My research focuses on broadening the empirical foundations of Syntax---the skeletal structure of language---by synthesizing multiple sources of quantitative experimental evidence together with qualitative linguistic judgments, in order to understand how language is cognitively represented. I am one of the original designers and developers of Lexical-Functional Grammar (LFG), a formal grammar system which has allowed both flexible, typologically diverse linguistic descriptions for field linguistics, and computational implementations and extensions to theoretical models of exemplar-based syntax, optimality-theoretic syntax, and probabilistic grammars.

Personal Essays

Joan Bresnan. 2016. Acceptance speech of the Association of Computational Linguistics 2016 Lifetime Achievement Award: "Linguistics: The Garden and the Bush" in Computational Linguistics 42(4):599--617. The MIT Press.
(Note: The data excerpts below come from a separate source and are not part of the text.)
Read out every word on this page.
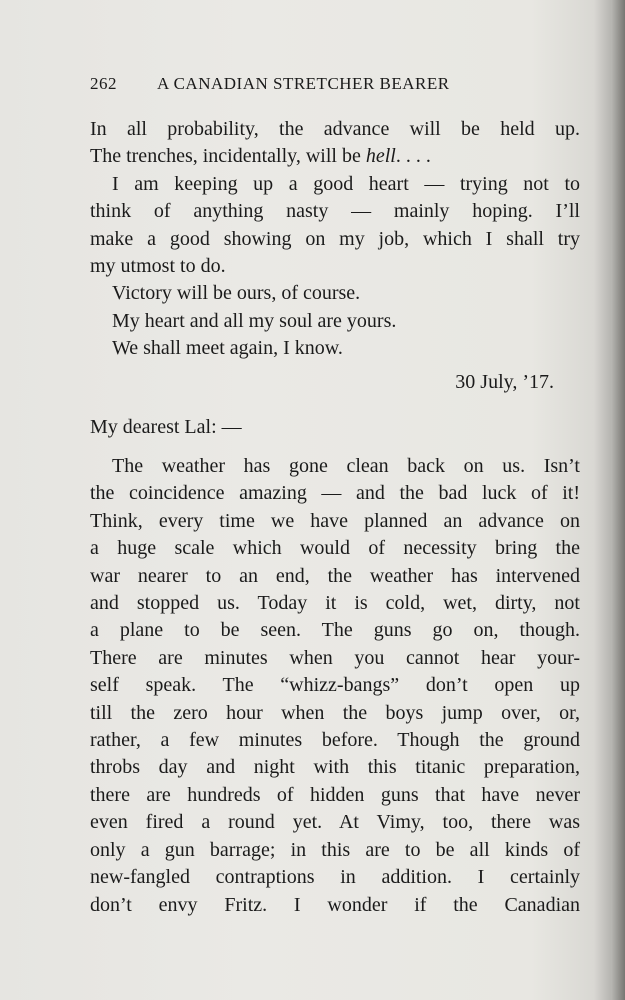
262 A CANADIAN STRETCHER BEARER
In all probability, the advance will be held up.
The trenches, incidentally, will be hell. . . .
I am keeping up a good heart — trying not to
think of anything nasty — mainly hoping. I’ll
make a good showing on my job, which I shall try
my utmost to do.
Victory will be ours, of course.
My heart and all my soul are yours.
We shall meet again, I know.
30 July, ’17.
My dearest Lal: —
The weather has gone clean back on us. Isn’t
the coincidence amazing — and the bad luck of it!
Think, every time we have planned an advance on
a huge scale which would of necessity bring the
war nearer to an end, the weather has intervened
and stopped us. Today it is cold, wet, dirty, not
a plane to be seen. The guns go on, though.
There are minutes when you cannot hear your-
self speak. The “whizz-bangs” don’t open up
till the zero hour when the boys jump over, or,
rather, a few minutes before. Though the ground
throbs day and night with this titanic preparation,
there are hundreds of hidden guns that have never
even fired a round yet. At Vimy, too, there was
only a gun barrage; in this are to be all kinds of
new-fangled contraptions in addition. I certainly
don’t envy Fritz. I wonder if the Canadian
Errata

Joan Bresnan. 2011. "A Voyage into Uncertainty", published as "Linguistic uncertainty and the knowledge of knowledge". In Thinking Reed. Centenial Essays by Graduates of Reed College., a volume of essays by Reed College alumni on the occasion of the college's centenary, edited by Roger Porter and Robert Reynolds and published by Reed College, Portland, Oregon, pp. 69--75.

"I began to realize that we theoretical linguists had no privileged way of distinguishing the possible formal patterns of a language from the merely probable. Many of the kinds of sentences reported by theorists to be ungrammatical are actually used quite grammatically in rare contexts. Authentic examples can be found in very large collections of language use, such as the World Wide Web. [...] Moreover, judgments of ungrammaticality are often unstable and can be manipulated simply by raising or lowering the probability of the context. Most remarkably, language users have powerful predictive capacities, which can be measured using statistical models of spontaneous language use. From all these discoveries I have come to believe that our implicit knowledge of language has been vastly underestimated by theoretical linguistics of the kind I had practiced."
--passage selected by Simonetta Vietri, from Bresnan (2011).

The Photo

The photo* shows me delivering a plenary talk in Zurich at the third ISLE (International Society for the Linguistics of English), held in August of 2014. I am wearing a black "bike-love" t-shirt with a magenta heart shaped from bicycle chain links. I was an avid cyclist. My partner Marianne flew from home with our two travel bicycles to meet me after the conference and we took a train to Geneva to start a cycling tour from Geneva to Interlaken.

This same photo was displayed at my induction to the National Academy of Sciences 10 years later. All of the inductees were asked to send photos of themselves "in the field". Here I am at the induction:**

It was inspiring to see the great diversity of scientists---some kindly looking or petite woman or an ordinary or nerdy man on the stage dressed in "business attire" and on the screen above a photo of them somewhere with sleeves rolled up in a jungle or lab, doing their real work.